Five of the stocks in the Van Eck product, for example, are related to doing business in Vietnam rather than being part of the index, such as Malaysian construction company Gamuda and Canada’s Talisman Energy, says Mahony. “How much of their business is Vietnam-related? Maybe only 5% or 10% perhaps.” he adds.

Fabian Salvi, director of the client group at Dragon Capital in Ho Chi Minh City, echoes their concerns and raises a number of his own.The Vietnam stock market’s average daily turnover is around $60 million this year, of which foreign participation accounts for some 10%, notes Salvi (pictured below).

“Vietnam is still a new market, with certain constraints,” he adds. “We don’t know how ETFs will react to certain events and to turmoil in a market that can sometimes dry up to just $10 million a day in turnover.”

The illiquidity of frontier markets makes it very difficult to physically replicate their performance via tracker funds, says Salvi.

The panellists also raised the issue of corporate governance. Corporate governance is not generally measured by indices, aside from corporate social responsibility benchmarks. And ETF providers must follow the index unless they conduct sampling to replicate it.

This is a particular issue for frontier markets, whose companies are less likely to follow governance best practice than those in developed economies.

Dragon Capital has always placed a strong focus on corporate governance, says Salvi, given that its main investor base of institutions such as pension funds demand high standards in this area. ETFs cannot do the same, because they follow the market-cap weighting of a given index.

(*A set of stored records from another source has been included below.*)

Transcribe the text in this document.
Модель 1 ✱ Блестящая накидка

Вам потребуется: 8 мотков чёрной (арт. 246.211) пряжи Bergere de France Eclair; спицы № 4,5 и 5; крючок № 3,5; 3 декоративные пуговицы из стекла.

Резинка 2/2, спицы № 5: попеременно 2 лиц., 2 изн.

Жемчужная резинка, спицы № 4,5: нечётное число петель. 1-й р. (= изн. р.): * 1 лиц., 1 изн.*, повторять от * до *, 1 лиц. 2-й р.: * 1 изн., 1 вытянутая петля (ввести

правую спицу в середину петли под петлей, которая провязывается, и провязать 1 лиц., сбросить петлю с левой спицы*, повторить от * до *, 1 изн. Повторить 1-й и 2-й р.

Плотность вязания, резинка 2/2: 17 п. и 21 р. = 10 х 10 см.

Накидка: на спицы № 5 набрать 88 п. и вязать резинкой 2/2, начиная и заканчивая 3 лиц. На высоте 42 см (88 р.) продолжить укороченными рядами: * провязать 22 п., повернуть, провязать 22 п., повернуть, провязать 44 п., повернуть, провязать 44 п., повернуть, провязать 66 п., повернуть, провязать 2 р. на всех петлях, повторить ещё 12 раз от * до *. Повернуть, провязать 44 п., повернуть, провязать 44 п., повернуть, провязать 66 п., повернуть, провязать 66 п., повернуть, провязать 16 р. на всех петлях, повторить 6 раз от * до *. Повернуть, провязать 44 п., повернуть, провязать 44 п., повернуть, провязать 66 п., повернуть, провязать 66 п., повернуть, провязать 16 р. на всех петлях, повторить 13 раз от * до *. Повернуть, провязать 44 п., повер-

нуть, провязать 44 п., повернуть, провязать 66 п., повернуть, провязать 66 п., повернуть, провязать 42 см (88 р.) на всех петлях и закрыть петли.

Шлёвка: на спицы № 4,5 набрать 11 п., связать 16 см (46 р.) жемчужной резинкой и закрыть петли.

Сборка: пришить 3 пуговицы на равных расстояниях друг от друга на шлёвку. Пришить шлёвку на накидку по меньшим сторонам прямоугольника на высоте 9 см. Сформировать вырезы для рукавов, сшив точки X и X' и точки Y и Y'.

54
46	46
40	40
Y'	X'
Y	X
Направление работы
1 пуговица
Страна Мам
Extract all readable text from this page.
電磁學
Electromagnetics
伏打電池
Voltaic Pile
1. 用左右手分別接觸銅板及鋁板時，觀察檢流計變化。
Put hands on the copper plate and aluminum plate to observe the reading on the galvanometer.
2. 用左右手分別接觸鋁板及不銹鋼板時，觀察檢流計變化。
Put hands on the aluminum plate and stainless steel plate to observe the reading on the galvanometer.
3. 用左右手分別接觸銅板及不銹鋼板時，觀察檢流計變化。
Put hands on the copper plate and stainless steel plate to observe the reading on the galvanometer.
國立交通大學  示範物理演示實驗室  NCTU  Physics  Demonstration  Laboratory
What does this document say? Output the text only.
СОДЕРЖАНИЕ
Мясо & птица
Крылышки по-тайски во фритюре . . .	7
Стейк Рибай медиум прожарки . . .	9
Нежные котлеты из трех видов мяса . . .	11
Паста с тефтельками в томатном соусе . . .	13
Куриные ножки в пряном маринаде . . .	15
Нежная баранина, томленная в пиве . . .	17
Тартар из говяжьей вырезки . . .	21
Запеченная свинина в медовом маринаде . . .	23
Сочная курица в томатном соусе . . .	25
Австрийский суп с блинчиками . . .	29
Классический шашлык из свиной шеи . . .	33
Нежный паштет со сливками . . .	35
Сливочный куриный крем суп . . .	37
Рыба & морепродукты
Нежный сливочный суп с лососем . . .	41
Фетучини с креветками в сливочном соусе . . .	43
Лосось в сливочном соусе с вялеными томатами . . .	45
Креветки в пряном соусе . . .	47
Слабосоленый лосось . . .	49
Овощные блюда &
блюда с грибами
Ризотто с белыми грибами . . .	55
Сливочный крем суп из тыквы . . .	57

For example, Dragon Capital won’t buy a company that uses child labour, he says, but an ETF must do so if it is in an index.

“One of the three biggest stocks in the Vietnam index is not transparent at all,” adds Salvi. “I would not invest a single cent in it, but the ETFs keep having to buy it, pushing it up to 40x or 50x price-to-earnings.”

“We have about 15 analysts researching companies and can confidently select fundamentally sound stocks in Vietnam that will provide strong growth for good value,” he says. “But those stocks are not necessarily all in the top 10 by market cap in the index.”

All that said, Salvi makes the point that he believes in ETFs, but feels a lot of work has to be done to create or find a suitable index that reflects what foreigners can access in Vietnam.

Others are more positive on frontier-market ETFs. Marco Montanari, Asia head of db X-trackers ETFs and db-X funds at Deutsche Bank, tell AsianInvestor that the tracking error between the ETF’s net asset value and the index is minimal for his firm’s frontier-market products.

For example, the FTSE Vietnam Index fell 28.04% in the year to August 31, while the db X-trackers FTSE Vietnam ETF fell 27.41%. This is to be expected because the product is a swaps-based ETF, which tend to more closely replicate the underlying index returns than do physically replicated (stocks-based) ETFs.

With regard to concerns over transparency, Montanari (who was not on the panel) says it is easy to check the NAV or price of the ETF and compare them with the underlying index.

Meanwhile, he adds, where the price of a frontier-market ETF does not reflect the underlying market, an investor can take advantage by arbitraging the ETF and buying if the price is too low or selling if it is too high.